É verdade que estou a usar valores altamente conservadores no crescimento e faltaria somar as contribuições de ETSA e Triangle’s que – mesmo juntas – não serão capazes de contribuir com o 1B€ que falta.
E se a Semapa conseguir uma margem EBITDA de 30%?
Bom, nesse caso estamos a falar de uma receita 3.3B€, já mais dentro do resultado das projeções. O mesmo aconteceria se a receita do segmento do cimento crescesse a 3% em vez de 1.5%. Algo que se aproxima dos valores publicados pelos analistas para Portugal (quem mais contribui para o segmento):

Na melhor das hipóteses temos então um valor de 40€ em 2033, que representa uma valorização anual de 10%. De forma conservadora podemos estar a olhar para um valor de 26€ por ação daqui a 10 anos, representando uma valorização anual de 6% (excluindo o dividendo).
Projetando os fluxos de caixa dos acionistas…

Estimo ausência de crescimento na próxima década e um crescimento na perpetuidade de 0.8% (valor terminal). Esta projeção (para uma valorização anual de 9%) justifica um valor intrínseco de 24€ por ação.
É que ao projetar os FCF das maiores holdings, facilmente se percebe o porque da Semapa só crescer através de aquisições…
Até podíamos perder a cabeça e aos 320M€ potenciais de FCF em 2033 somar 80M€ da ETSA e Triangle’s (o ano passado foram apenas 2M€) o que daria 400M€, um valor próximo de…2014!
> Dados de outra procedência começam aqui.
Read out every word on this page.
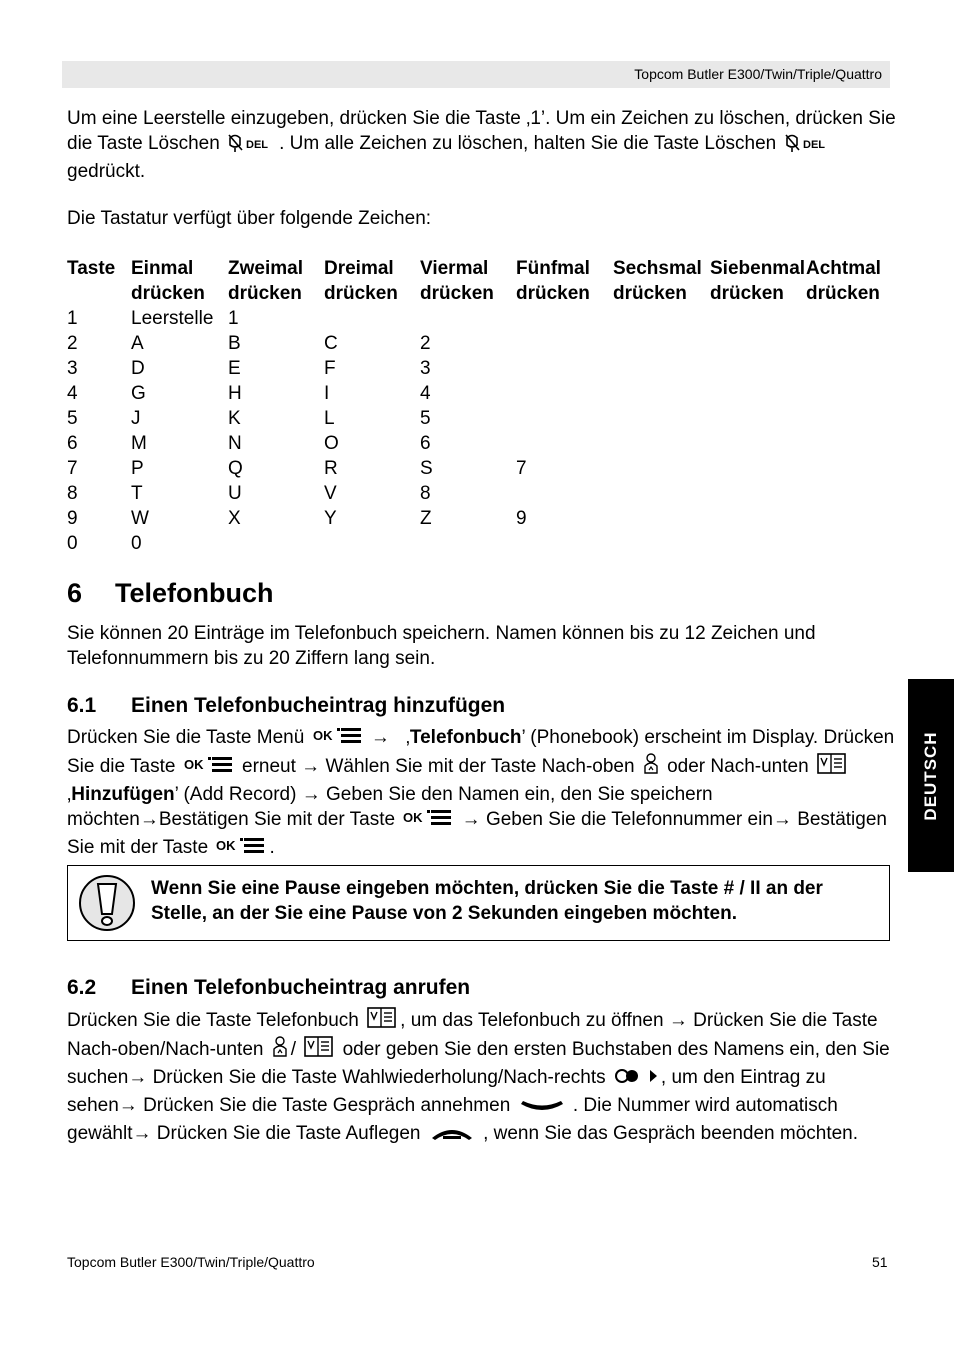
Topcom Butler E300/Twin/Triple/Quattro
Um eine Leerstelle einzugeben, drücken Sie die Taste ‚1’. Um ein Zeichen zu löschen, drücken Sie die Taste Löschen DEL . Um alle Zeichen zu löschen, halten Sie die Taste Löschen DEL
gedrückt.
Die Tastatur verfügt über folgende Zeichen:
Taste	Einmal	Zweimal	Dreimal	Viermal	Fünfmal	Sechsmal	Siebenmal	Achtmal
	drücken	drücken	drücken	drücken	drücken	drücken	drücken	drücken
1	Leerstelle	1						
2	A	B	C	2				
3	D	E	F	3				
4	G	H	I	4				
5	J	K	L	5				
6	M	N	O	6				
7	P	Q	R	S	7			
8	T	U	V	8				
9	W	X	Y	Z	9			
0	0							
6 Telefonbuch
Sie können 20 Einträge im Telefonbuch speichern. Namen können bis zu 12 Zeichen und Telefonnummern bis zu 20 Ziffern lang sein.
6.1 Einen Telefonbucheintrag hinzufügen
Drücken Sie die Taste Menü OK → ‚Telefonbuch’ (Phonebook) erscheint im Display. Drücken Sie die Taste OK erneut → Wählen Sie mit der Taste Nach-oben oder Nach-unten  ‚Hinzufügen’ (Add Record) → Geben Sie den Namen ein, den Sie speichern möchten→Bestätigen Sie mit der Taste OK → Geben Sie die Telefonnummer ein→ Bestätigen Sie mit der Taste OK .
Wenn Sie eine Pause eingeben möchten, drücken Sie die Taste # / II an der Stelle, an der Sie eine Pause von 2 Sekunden eingeben möchten.
6.2 Einen Telefonbucheintrag anrufen
Drücken Sie die Taste Telefonbuch , um das Telefonbuch zu öffnen → Drücken Sie die Taste Nach-oben/Nach-unten / oder geben Sie den ersten Buchstaben des Namens ein, den Sie suchen→ Drücken Sie die Taste Wahlwiederholung/Nach-rechts	, um den Eintrag zu sehen→ Drücken Sie die Taste Gespräch annehmen	. Die Nummer wird automatisch gewählt→ Drücken Sie die Taste Auflegen	, wenn Sie das Gespräch beenden möchten.
DEUTSCH
Topcom Butler E300/Twin/Triple/Quattro	51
E este comportamento acaba por demonstrar o motivo da ação estar muito longe do seu valor intrínseco. Uma empresa que está dominada por uma família (através da Sodim), que vive de aquisições, com poucas sinergias entre os diferentes negócios e que mais tarde ou mais cedo pode ser retirada de bolsa. Pessoalmente não me admiraria se fosse lançada uma nova OPA a 18€ por ação.
De qualquer forma, fazendo umas contas ‘à merceeiro’, a capitalização de mercado da Navigator é de 1.11B€ e da Semapa 1.17B€. Ora 70% de 1.11B€ são 777M€. Isto significa que ao comprar Semapa hoje estamos a pagar 333M€ (1.17B€-773M€) pelos negócios ETSA, UTIS (50%), Triangle’s e Next.
Destas, só a Next me parece capaz de criar ‘ondas’ (através de alguma startup bem sucedida)…e a Triangles’s custou 180M€ o ano passado…
Em jeito de resumo, a empresa pode ser um investimento atrativo para quem valoriza uma empresa estável, bem gerida e com um dividendo (por vezes) generoso. Não me parece razoável esperar valorizações fundamentadas no crescimento dos fluxos de caixa ou lucros da empresa.
Acredito que qualquer valorização em bolsa estará associada à expansão de múltiplos (EV/EBITDA de 3x para 5x e EV/FCF de 9x para 11x) fruto de algum aquisição ou melhoria de conjuntura económica internacional.